La medida aplicará a las provincias del Guayas, Los Ríos, Santo Domingo de los Tsáchilas y El Oro, esta última fronteriza con Perú, afectadas por los altos índices de violencia.
Este fin de semana, el ministro del Interior, John Reimberg, recordó que "el primer día de toque de queda inicia el domingo 15 de marzo a las 23h00 culminando el lunes 16 a las 05h00, y así en los días sucesivos; siendo el último día el martes 31 de marzo a las 05h00".
En los mencionados horarios está prohibida la movilización, con excepción de sectores definidos, como personal de salud y de seguridad, entre otros.
Quienes no acaten la disposición podrían enfrentar sanciones que pueden contemplar hasta tres años de prisión, por el delito de incumplimiento de decisiones legítimas de autoridad competente.
La medida del toque de queda la anunció el presidente de Ecuador, Daniel Noboa, el 2 de marzo y el pasado viernes suscribió el decreto correspondiente.
"Ecuador exige seguridad, nuestro pueblo necesita vivir en paz.
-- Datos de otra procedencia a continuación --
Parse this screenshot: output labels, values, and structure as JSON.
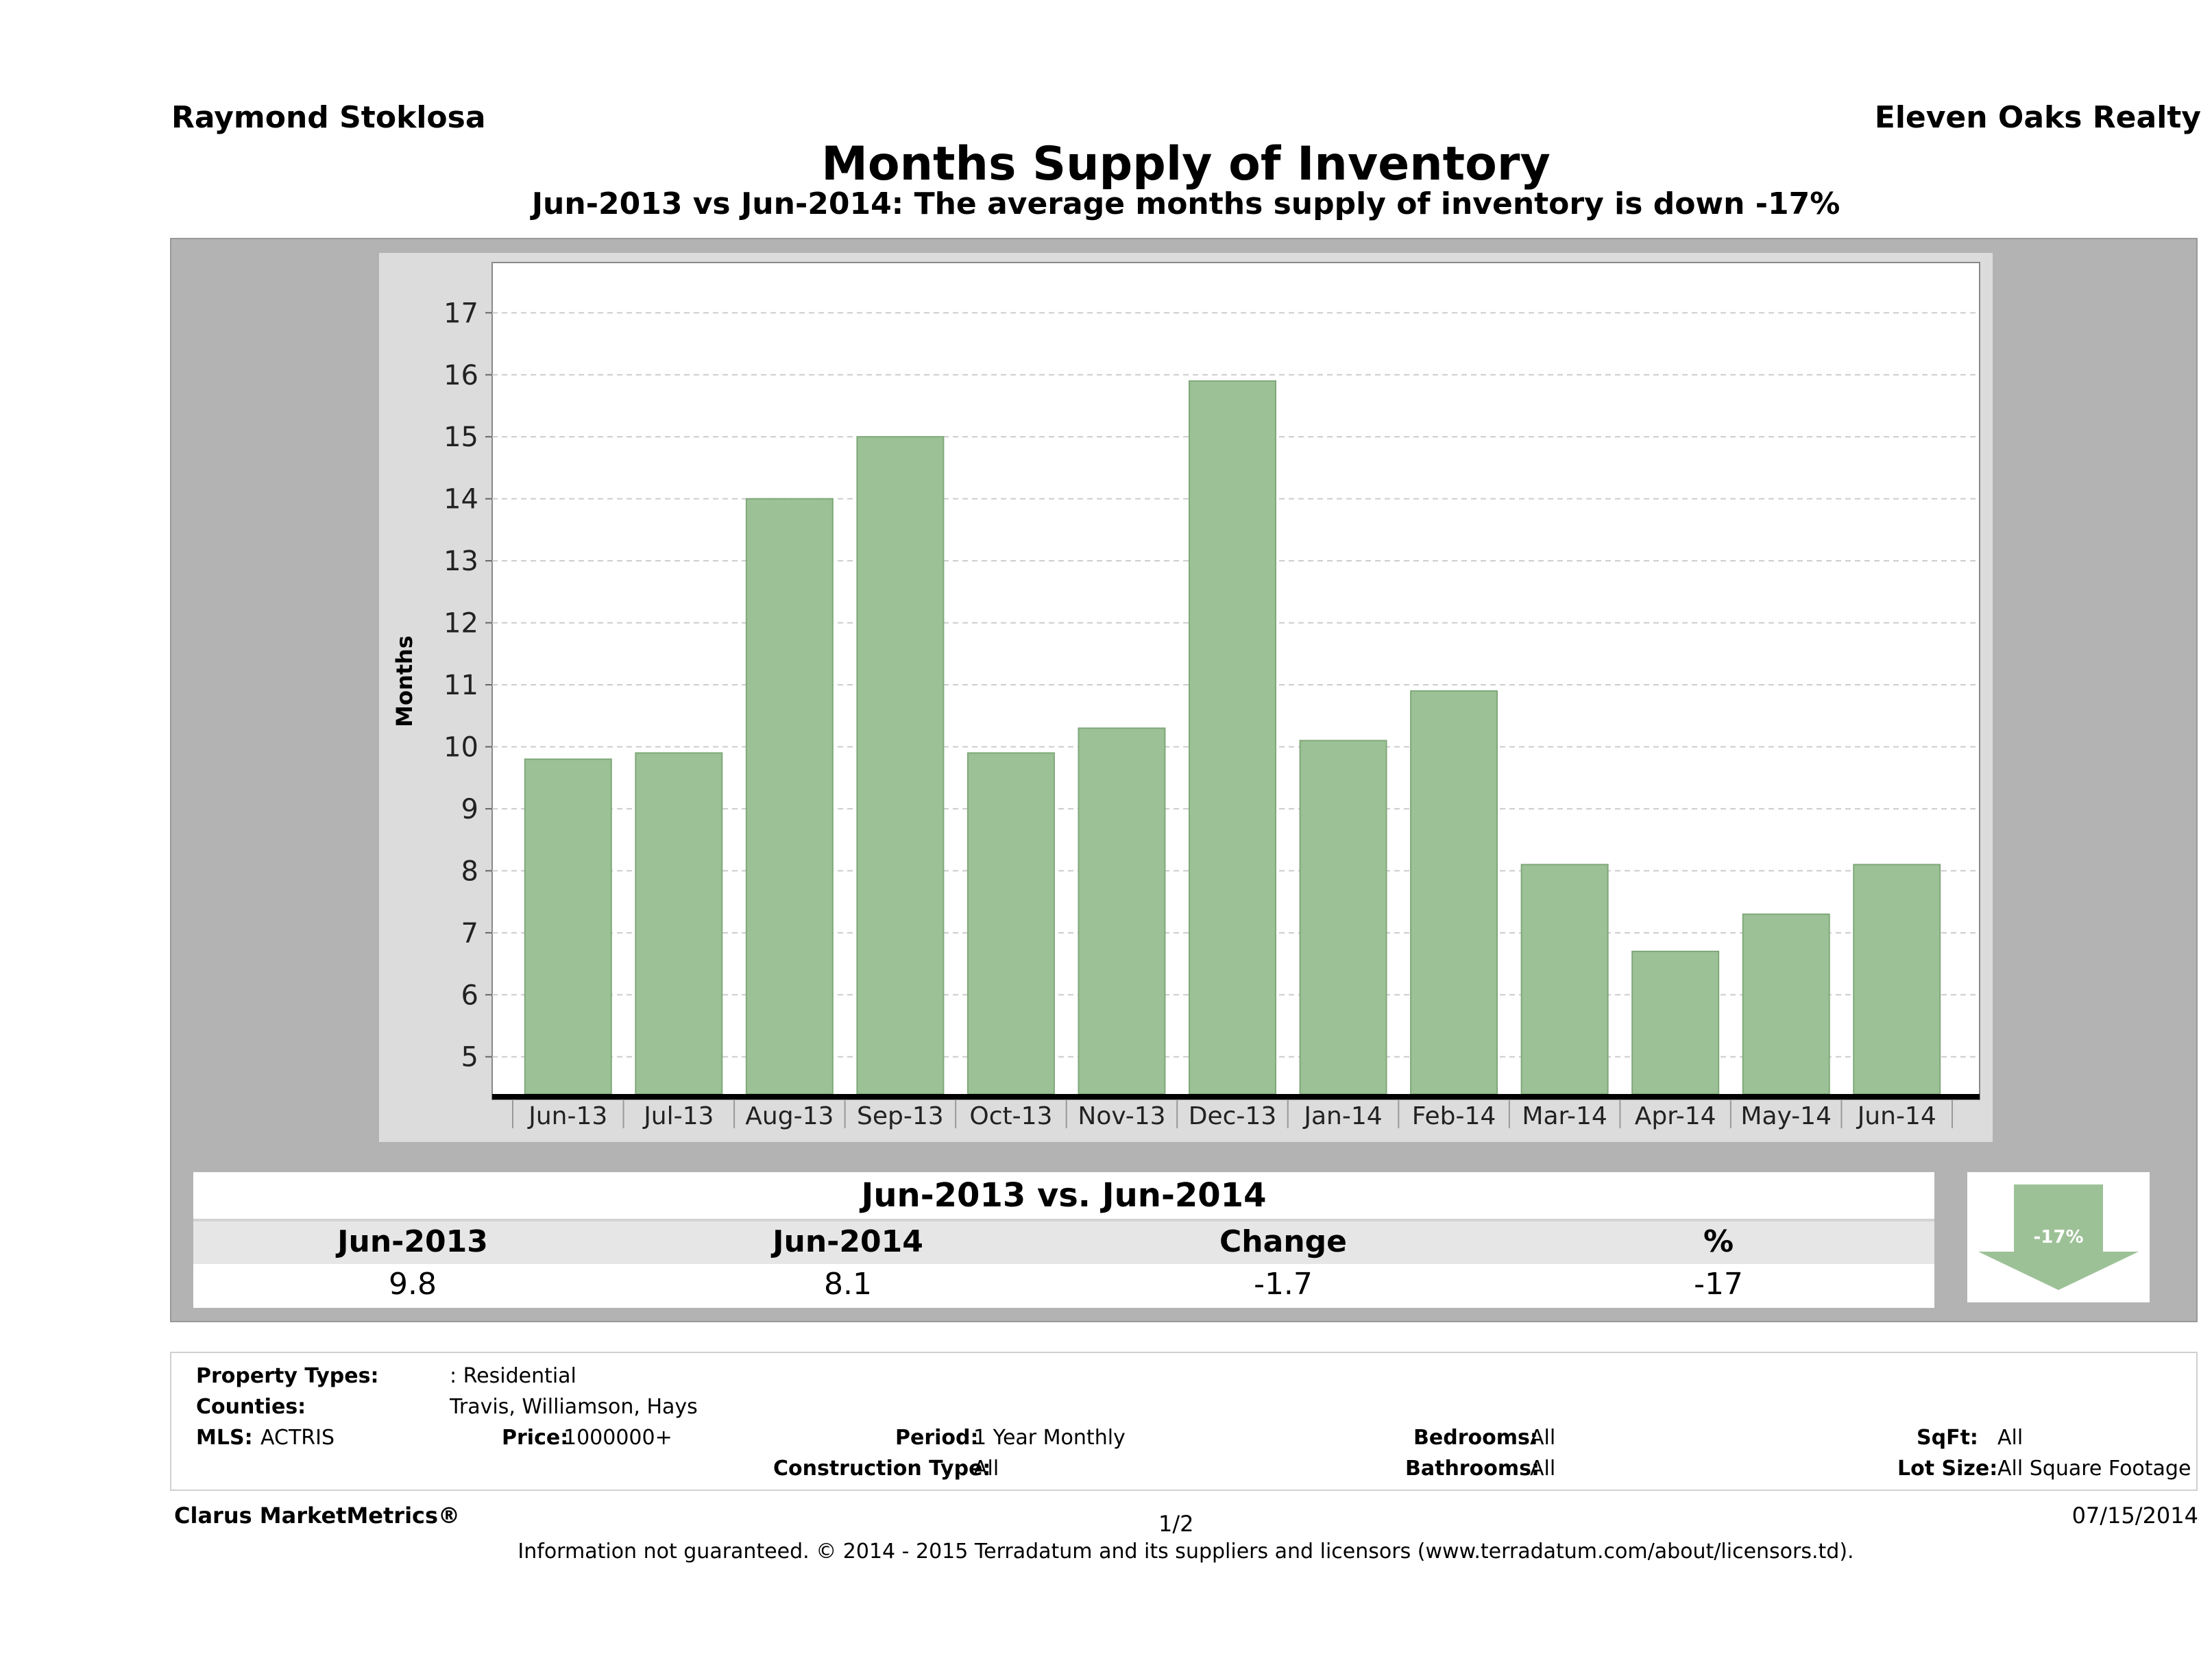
{
  "header": {
    "agent": "Raymond Stoklosa",
    "company": "Eleven Oaks Realty",
    "title": "Months Supply of Inventory",
    "subtitle": "Jun-2013 vs Jun-2014: The average months supply of inventory is down -17%"
  },
  "chart_data": {
    "type": "bar",
    "title": "Months Supply of Inventory",
    "xlabel": "",
    "ylabel": "Months",
    "ylim": [
      4.4,
      17.7
    ],
    "yticks": [
      5,
      6,
      7,
      8,
      9,
      10,
      11,
      12,
      13,
      14,
      15,
      16,
      17
    ],
    "categories": [
      "Jun-13",
      "Jul-13",
      "Aug-13",
      "Sep-13",
      "Oct-13",
      "Nov-13",
      "Dec-13",
      "Jan-14",
      "Feb-14",
      "Mar-14",
      "Apr-14",
      "May-14",
      "Jun-14"
    ],
    "values": [
      9.8,
      9.9,
      14.0,
      15.0,
      9.9,
      10.3,
      15.9,
      10.1,
      10.9,
      8.1,
      6.7,
      7.3,
      8.1
    ],
    "grid": true,
    "bar_color": "#9dc197"
  },
  "comparison": {
    "heading": "Jun-2013 vs. Jun-2014",
    "columns": [
      "Jun-2013",
      "Jun-2014",
      "Change",
      "%"
    ],
    "values": [
      "9.8",
      "8.1",
      "-1.7",
      "-17"
    ],
    "badge": "-17%",
    "badge_color": "#9dc197"
  },
  "filters": {
    "property_types_label": "Property Types:",
    "property_types_value": ": Residential",
    "counties_label": "Counties:",
    "counties_value": "Travis, Williamson, Hays",
    "mls_label": "MLS:",
    "mls_value": "ACTRIS",
    "price_label": "Price:",
    "price_value": "1000000+",
    "period_label": "Period:",
    "period_value": "1 Year Monthly",
    "construction_label": "Construction Type:",
    "construction_value": "All",
    "bedrooms_label": "Bedrooms:",
    "bedrooms_value": "All",
    "bathrooms_label": "Bathrooms:",
    "bathrooms_value": "All",
    "sqft_label": "SqFt:",
    "sqft_value": "All",
    "lotsize_label": "Lot Size:",
    "lotsize_value": "All Square Footage"
  },
  "footer": {
    "brand": "Clarus MarketMetrics®",
    "page": "1/2",
    "date": "07/15/2014",
    "disclaimer": "Information not guaranteed. © 2014 - 2015 Terradatum and its suppliers and licensors (www.terradatum.com/about/licensors.td)."
  }
}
Por eso este mes lucharemos con nuestros aliados de la región en operaciones militares y policiales muy importantes", dijo al anunciar la medida.
Aseguró que el toque de queda se establecerá en el marco de la "siguiente fase de combate" y de la "guerra contra el crimen organizado", que ya ha comenzado con el apoyo, entre otros, de Estados Unidos.
"Seguiremos luchando contra el crimen organizado, contra la minería ilegal. Seguiremos luchando contra la gente que aterroriza nuestros barrios y a nuestras familias", dijo el 2 de marzo.
El último día de febrero, Noboa renovó el estado de excepción que decretó el 31 de diciembre "por grave conmoción interna" en nueve de las 24 provincias del país, así como en tres municipios afectados por la violencia.
En el decreto detalló que la medida, por 30 días adicionales, involucraba a las provincias de Guayas, Manabí, Santa Elena, Los Ríos, El Oro, Pichincha, Esmeraldas, Santo Domingo de los Tsáchilas y Sucumbíos.
Ecuador vive desde 2024 bajo un estado de "conflicto armado interno" que declaró el presidente para intensificar la lucha contra las bandas criminales, a las que pasó a llamar "terroristas".
Pese a esa declaratoria, 2025 cerró con un récord de homicidios en Ecuador, al contabilizar 9.235, de acuerdo a cifras del Ministerio del Interior.